My favorite of the routes I've climed on this wall. Lots of variety in the holds and moves required. There is a fun mantle move 6 feet or so below the chains (optional, but still fun).
By Galen Downing
From: Woodland Hills
Sep 28, 2009
rating: 5.10d 6b+ 21 VII+ 21 E3 5b

This was the most difficult route on the wall for me. Not much rest, crimpy, way good route.
By Daryn Edmunds
Sep 22, 2012

Great route! Super thin and continuous. .10d
By Hendo Henderson
From: Denver, CO
Oct 30, 2012

This route was torture! Haha, it was my first 10.d onsight though. So definitely the apex of my skill. Very crimpy and very sustained. The crimps were tricky in late October/cold weather. Couldn't feel if they were good or not. Definitely had my faithful friend 'Elvis Leg' return on this route (haven't seen that little guy in a while). I actually enjoyed Mini Meditation more though.

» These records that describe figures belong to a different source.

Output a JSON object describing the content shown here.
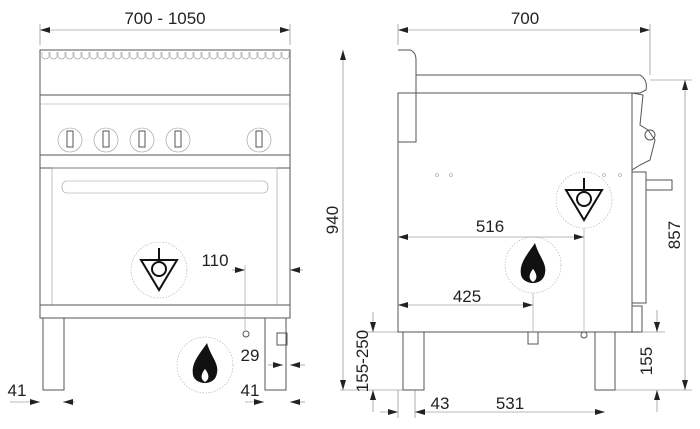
{
  "front_view": {
    "width_dim": "700 - 1050",
    "height_dim": "940",
    "gas_offset_dim": "110",
    "gas_height_dim": "29",
    "leg_left_dim": "41",
    "leg_right_dim": "41",
    "symbols": [
      "equipotential-icon",
      "gas-flame-icon"
    ]
  },
  "side_view": {
    "depth_dim": "700",
    "equipotential_dim": "516",
    "gas_dim": "425",
    "height_dim": "857",
    "leg_height_dim": "155",
    "adjustable_leg_dim": "155-250",
    "leg_offset_dim": "43",
    "leg_span_dim": "531",
    "symbols": [
      "equipotential-icon",
      "gas-flame-icon"
    ]
  }
}
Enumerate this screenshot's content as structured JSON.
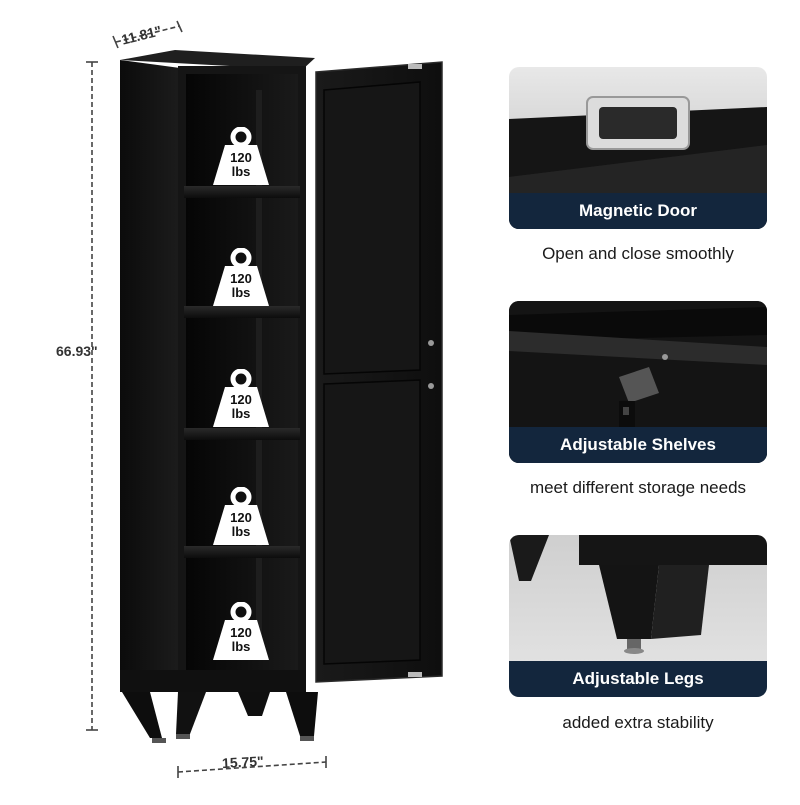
{
  "dimensions": {
    "depth": "11.81\"",
    "height": "66.93\"",
    "width": "15.75\""
  },
  "shelf_load": [
    {
      "weight": "120",
      "unit": "lbs"
    },
    {
      "weight": "120",
      "unit": "lbs"
    },
    {
      "weight": "120",
      "unit": "lbs"
    },
    {
      "weight": "120",
      "unit": "lbs"
    },
    {
      "weight": "120",
      "unit": "lbs"
    }
  ],
  "features": [
    {
      "title": "Magnetic Door",
      "caption": "Open and close smoothly",
      "icon": "magnetic-door-handle"
    },
    {
      "title": "Adjustable Shelves",
      "caption": "meet different storage needs",
      "icon": "shelf-bracket"
    },
    {
      "title": "Adjustable Legs",
      "caption": "added extra stability",
      "icon": "cabinet-leg"
    }
  ],
  "colors": {
    "cabinet": "#141414",
    "band": "#13263d",
    "badge": "#ffffff"
  }
}
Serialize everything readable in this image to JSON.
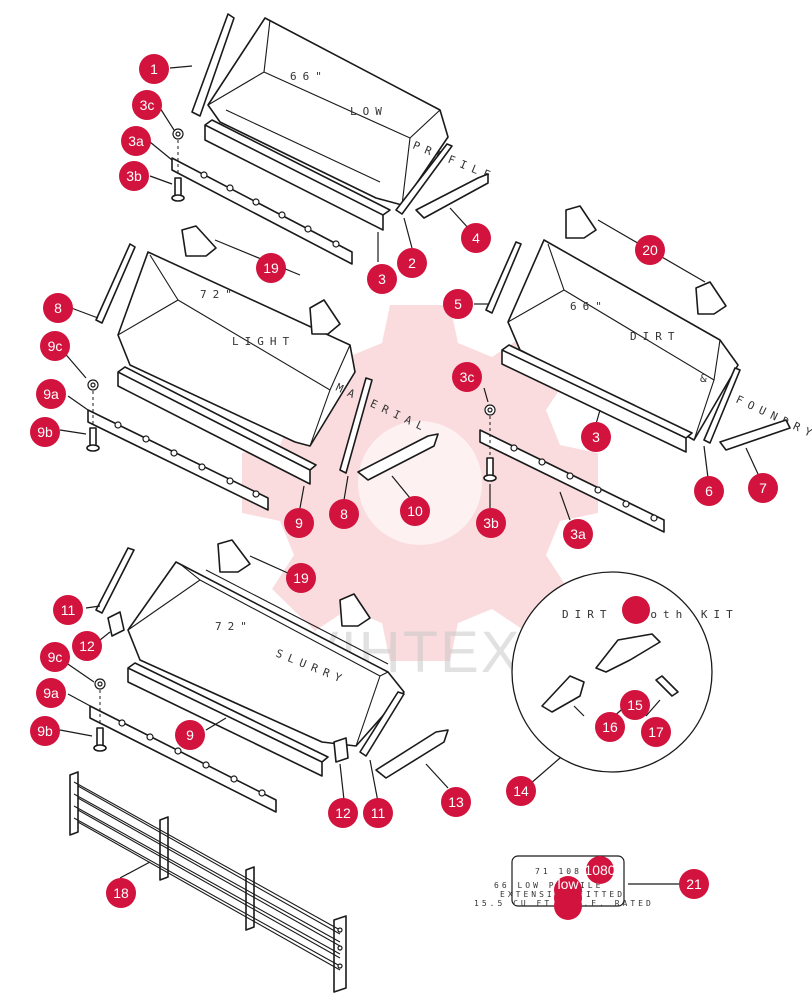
{
  "bucket_labels": {
    "low_profile_a": "66\"",
    "low_profile_b": "LOW",
    "low_profile_c": "PROFILE",
    "light_material_a": "72\"",
    "light_material_b": "LIGHT",
    "light_material_c": "MATERIAL",
    "dirt_foundry_a": "66\"",
    "dirt_foundry_b": "DIRT",
    "dirt_foundry_c": "&",
    "dirt_foundry_d": "FOUNDRY",
    "slurry_a": "72\"",
    "slurry_b": "SLURRY"
  },
  "tooth_kit_label": "DIRT tooth KIT",
  "data_plate": {
    "number": "71 108 006",
    "line1": "66 LOW PROFILE",
    "line2": "EXTENSION FITTED",
    "line3": "15.5 CU FT S.A.E. RATED",
    "overlay_number": "1080",
    "overlay_word": "low"
  },
  "watermark": {
    "text": "VIHTEX",
    "color": "#f29aa2"
  },
  "callouts": {
    "c1": "1",
    "c2": "2",
    "c3a_top": "3",
    "c3_mid": "3",
    "c3a": "3a",
    "c3b": "3b",
    "c3c": "3c",
    "c3a_r": "3a",
    "c3b_r": "3b",
    "c3c_r": "3c",
    "c4": "4",
    "c5": "5",
    "c6": "6",
    "c7": "7",
    "c8_left": "8",
    "c8_mid": "8",
    "c9_mid": "9",
    "c9_low": "9",
    "c9a": "9a",
    "c9b": "9b",
    "c9c": "9c",
    "c9a_low": "9a",
    "c9b_low": "9b",
    "c9c_low": "9c",
    "c10": "10",
    "c11_top": "11",
    "c11_low": "11",
    "c12_top": "12",
    "c12_low": "12",
    "c13": "13",
    "c14": "14",
    "c15": "15",
    "c16": "16",
    "c17": "17",
    "c18": "18",
    "c19_top": "19",
    "c19_low": "19",
    "c20": "20",
    "c21": "21"
  },
  "callout_color": "#d1133d"
}
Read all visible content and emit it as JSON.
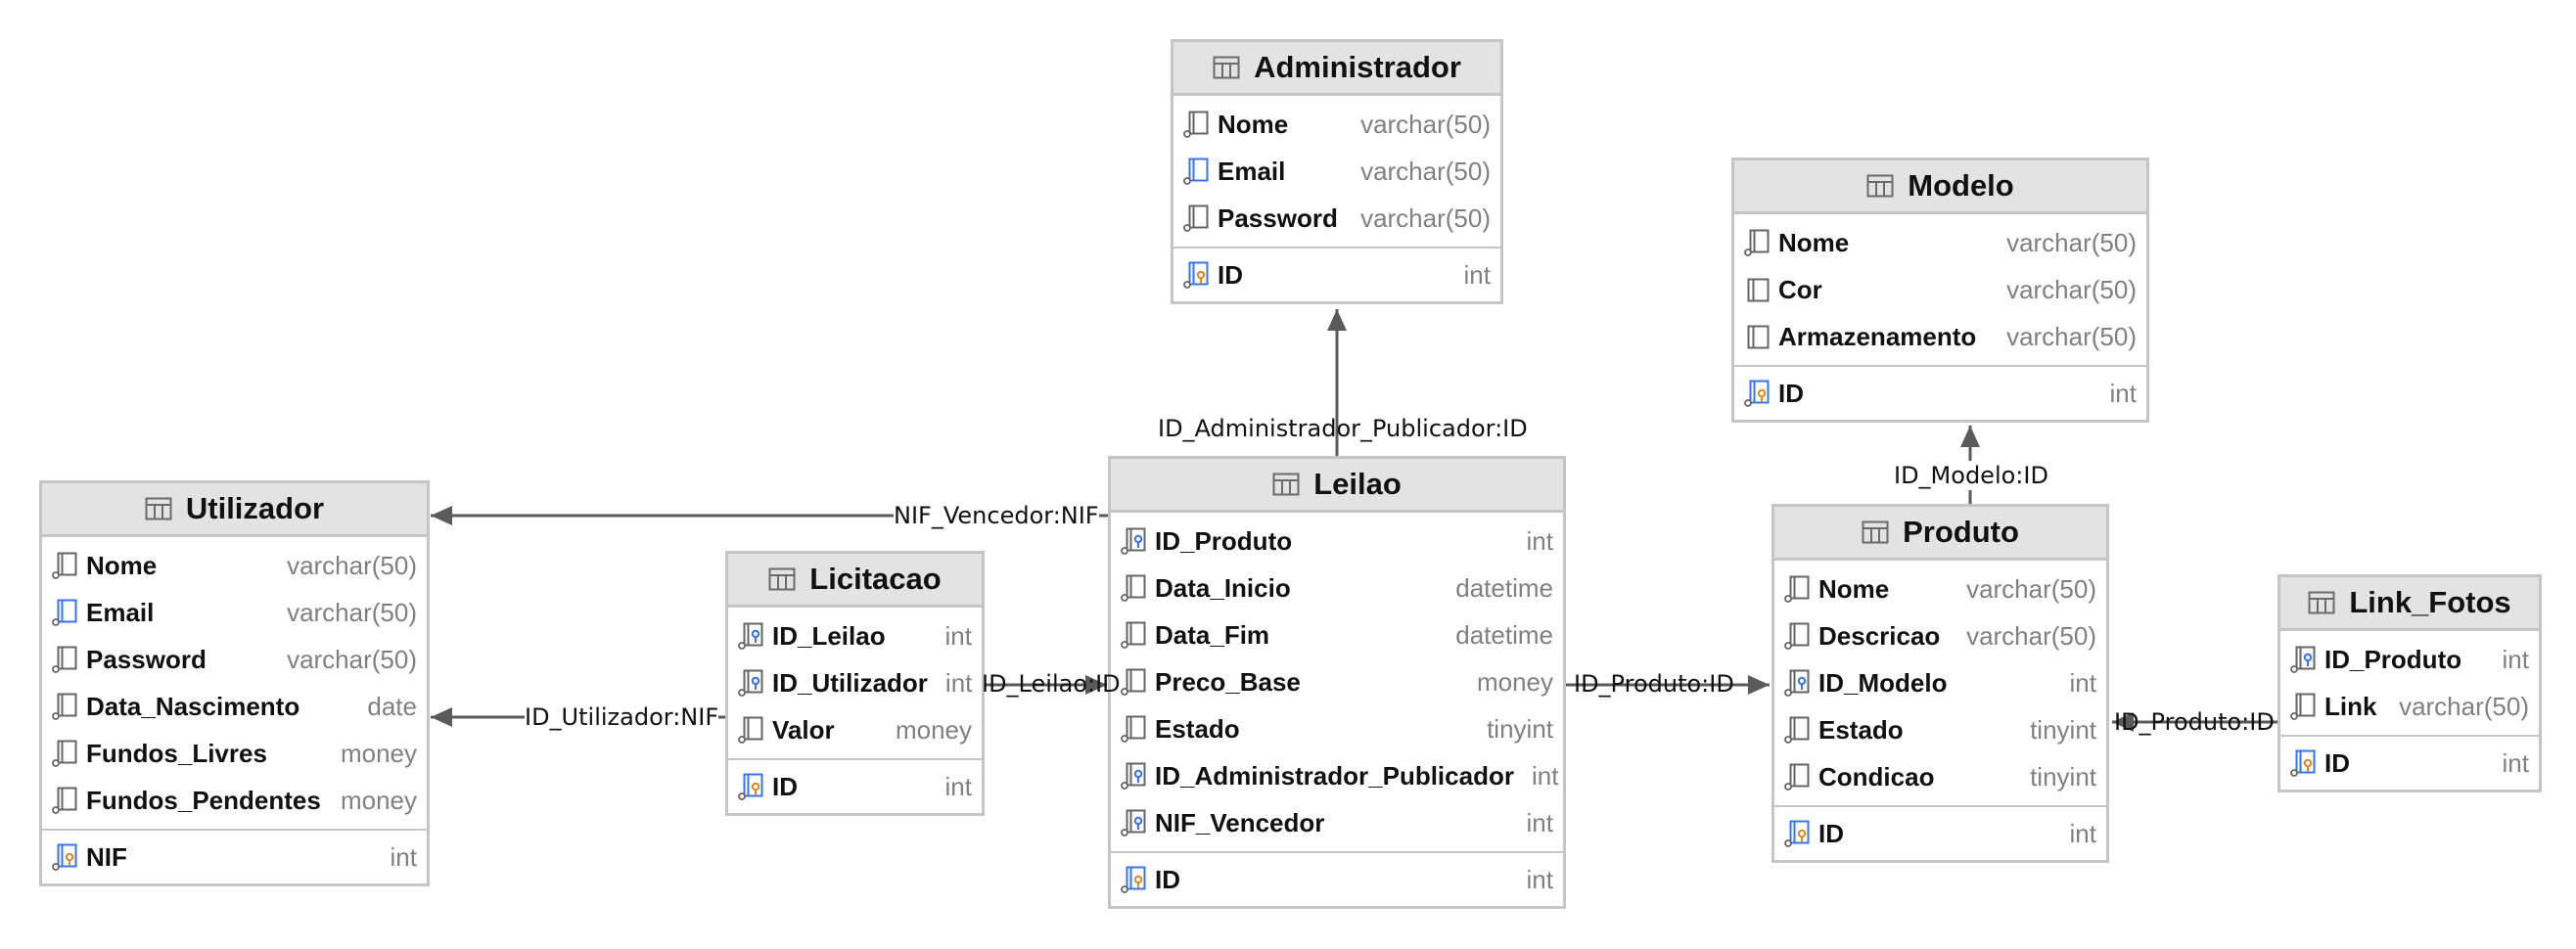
{
  "diagram": {
    "tables": {
      "administrador": {
        "name": "Administrador",
        "attributes": [
          {
            "name": "Nome",
            "type": "varchar(50)",
            "icon": "column-icon"
          },
          {
            "name": "Email",
            "type": "varchar(50)",
            "icon": "column-index-icon"
          },
          {
            "name": "Password",
            "type": "varchar(50)",
            "icon": "column-icon"
          }
        ],
        "keys": [
          {
            "name": "ID",
            "type": "int",
            "icon": "primary-key-icon"
          }
        ]
      },
      "modelo": {
        "name": "Modelo",
        "attributes": [
          {
            "name": "Nome",
            "type": "varchar(50)",
            "icon": "column-icon"
          },
          {
            "name": "Cor",
            "type": "varchar(50)",
            "icon": "column-plain-icon"
          },
          {
            "name": "Armazenamento",
            "type": "varchar(50)",
            "icon": "column-plain-icon"
          }
        ],
        "keys": [
          {
            "name": "ID",
            "type": "int",
            "icon": "primary-key-icon"
          }
        ]
      },
      "utilizador": {
        "name": "Utilizador",
        "attributes": [
          {
            "name": "Nome",
            "type": "varchar(50)",
            "icon": "column-icon"
          },
          {
            "name": "Email",
            "type": "varchar(50)",
            "icon": "column-index-icon"
          },
          {
            "name": "Password",
            "type": "varchar(50)",
            "icon": "column-icon"
          },
          {
            "name": "Data_Nascimento",
            "type": "date",
            "icon": "column-icon"
          },
          {
            "name": "Fundos_Livres",
            "type": "money",
            "icon": "column-icon"
          },
          {
            "name": "Fundos_Pendentes",
            "type": "money",
            "icon": "column-icon"
          }
        ],
        "keys": [
          {
            "name": "NIF",
            "type": "int",
            "icon": "primary-key-icon"
          }
        ]
      },
      "licitacao": {
        "name": "Licitacao",
        "attributes": [
          {
            "name": "ID_Leilao",
            "type": "int",
            "icon": "foreign-key-icon"
          },
          {
            "name": "ID_Utilizador",
            "type": "int",
            "icon": "foreign-key-icon"
          },
          {
            "name": "Valor",
            "type": "money",
            "icon": "column-icon"
          }
        ],
        "keys": [
          {
            "name": "ID",
            "type": "int",
            "icon": "primary-key-icon"
          }
        ]
      },
      "leilao": {
        "name": "Leilao",
        "attributes": [
          {
            "name": "ID_Produto",
            "type": "int",
            "icon": "foreign-key-icon"
          },
          {
            "name": "Data_Inicio",
            "type": "datetime",
            "icon": "column-icon"
          },
          {
            "name": "Data_Fim",
            "type": "datetime",
            "icon": "column-icon"
          },
          {
            "name": "Preco_Base",
            "type": "money",
            "icon": "column-icon"
          },
          {
            "name": "Estado",
            "type": "tinyint",
            "icon": "column-icon"
          },
          {
            "name": "ID_Administrador_Publicador",
            "type": "int",
            "icon": "foreign-key-icon"
          },
          {
            "name": "NIF_Vencedor",
            "type": "int",
            "icon": "foreign-key-icon"
          }
        ],
        "keys": [
          {
            "name": "ID",
            "type": "int",
            "icon": "primary-key-icon"
          }
        ]
      },
      "produto": {
        "name": "Produto",
        "attributes": [
          {
            "name": "Nome",
            "type": "varchar(50)",
            "icon": "column-icon"
          },
          {
            "name": "Descricao",
            "type": "varchar(50)",
            "icon": "column-icon"
          },
          {
            "name": "ID_Modelo",
            "type": "int",
            "icon": "foreign-key-icon"
          },
          {
            "name": "Estado",
            "type": "tinyint",
            "icon": "column-icon"
          },
          {
            "name": "Condicao",
            "type": "tinyint",
            "icon": "column-icon"
          }
        ],
        "keys": [
          {
            "name": "ID",
            "type": "int",
            "icon": "primary-key-icon"
          }
        ]
      },
      "link_fotos": {
        "name": "Link_Fotos",
        "attributes": [
          {
            "name": "ID_Produto",
            "type": "int",
            "icon": "foreign-key-icon"
          },
          {
            "name": "Link",
            "type": "varchar(50)",
            "icon": "column-icon"
          }
        ],
        "keys": [
          {
            "name": "ID",
            "type": "int",
            "icon": "primary-key-icon"
          }
        ]
      }
    },
    "relationships": [
      {
        "id": "leilao-administrador",
        "from": "Leilao",
        "to": "Administrador",
        "label": "ID_Administrador_Publicador:ID"
      },
      {
        "id": "leilao-utilizador",
        "from": "Leilao",
        "to": "Utilizador",
        "label": "NIF_Vencedor:NIF"
      },
      {
        "id": "licitacao-utilizador",
        "from": "Licitacao",
        "to": "Utilizador",
        "label": "ID_Utilizador:NIF"
      },
      {
        "id": "licitacao-leilao",
        "from": "Licitacao",
        "to": "Leilao",
        "label": "ID_Leilao:ID"
      },
      {
        "id": "leilao-produto",
        "from": "Leilao",
        "to": "Produto",
        "label": "ID_Produto:ID"
      },
      {
        "id": "produto-modelo",
        "from": "Produto",
        "to": "Modelo",
        "label": "ID_Modelo:ID"
      },
      {
        "id": "linkfotos-produto",
        "from": "Link_Fotos",
        "to": "Produto",
        "label": "ID_Produto:ID"
      }
    ],
    "colors": {
      "header_bg": "#e3e3e3",
      "border": "#c5c5c5",
      "line": "#5a5a5a",
      "type_text": "#808080",
      "key_blue": "#3574f0",
      "key_orange": "#e08a1e"
    }
  }
}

This route was crimpy and had no breaks. So pretty tortuous!
By Skat B
From: Down Rodeo
Jun 22, 2013
rating: 5.10d 6b+ 21 VII+ 21 E3 5b

The holds are there - pockets and awesome crimps - but a very solid .10d all the way. Just wish that they didn't share the same anchors as the .10a to the right.
By Austin Black
Oct 21, 2013

Climb efficiently! Crux comes at the last bolt before the chains. Hard to clip from here and at the chains. Took an exciting fall with that tree right behind the route. Don't jump backwards!
By Nick Coletti
May 8, 2017

Awesome route! I recommend doing it as a "climb-ax' after doing Zen Fen and Meet the Buddha. No over exaggeration in the previous comments; this route is a bear! But with the right technique, (or "Zen" you might say)... along with some thought out pump management, this is a great confidence builder for the novice Maple Canyon climber.